It was only a little crush, and I suppose it was really on Alex P. Keaton, though I've always enjoyed Fox's work. His book was pretty good, too. His childhood was only minorly interesting, mostly because it was so typical, but the entire story of his acting career was quite interesting, and his account of living with Parkinson's Disease is quite fascinating. I had sort of wondered why he let himself be typecast for so long; it was because felt he needed to work on as many moneymaking products as fast as he could, to ensure his family had enough money when he couldn't work any more. He speaks so well of his wife, you know she must have SOME flaws. He loves his kids. Etc.
That's the one thing about the book, actually; he's telling the story of the parts of his life he really kind of screwed up, and he's trying to be pretty sincere, but he's also trying to be balanced, and you can see the balance tipping in his favor in some places. In telling the story of a fight with his brother right after the death of his father, he acknowledges that his renown caused stress to his family in that time (of course not his fault) and that he made a remark that was funny in his head but not out loud (happens to all of us), but he sidesteps the part where, you know, probably part of it was that fame actually HAD kind of gone to your head. He admits his own flaws, but in a very carefully screened and structured way.
I listened to it on tape, too. Fox (it's weird to call him that; that's how you talk about authors, not actors) read chapter 1 himself, and an actor read the rest. Fox's reading was quite good, though you could tell it wasn't terribly easy for him. Knowing he was sick, you could hear how words were sometimes swallowed and cut short. But his reading was much better than that of the actor--who overacted in some places, and hit a lot of words too hard.

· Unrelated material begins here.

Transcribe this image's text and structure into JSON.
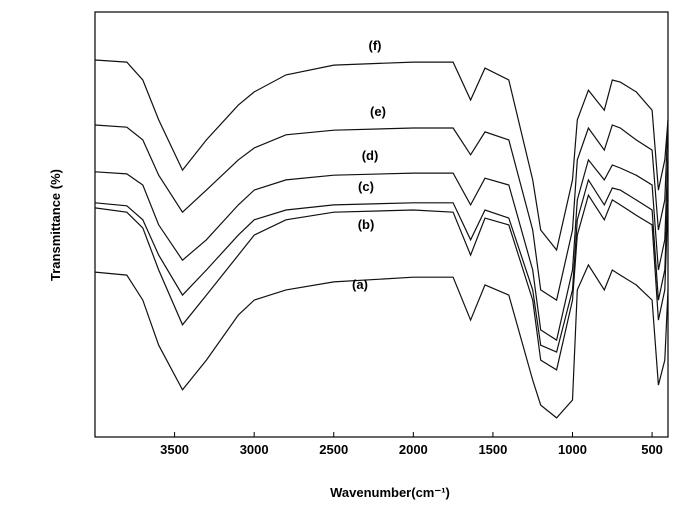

Anyway, that's a lot to devote to that one book. In other news: I'm reading The Devil in the White City, which is really pushing the line between colorful nonfiction and fictionalized scenes, and doing it well. Also, I kind of wish I wasn't saving money for a wedding and a house and had the option of really pursuing this librarian thing. I don't know if I actually would, but right now quitting my job is not remotely an option (how do people who DON'T make large salaries buy houses anywhere NEAR this city?), so I just have to keep dreaming.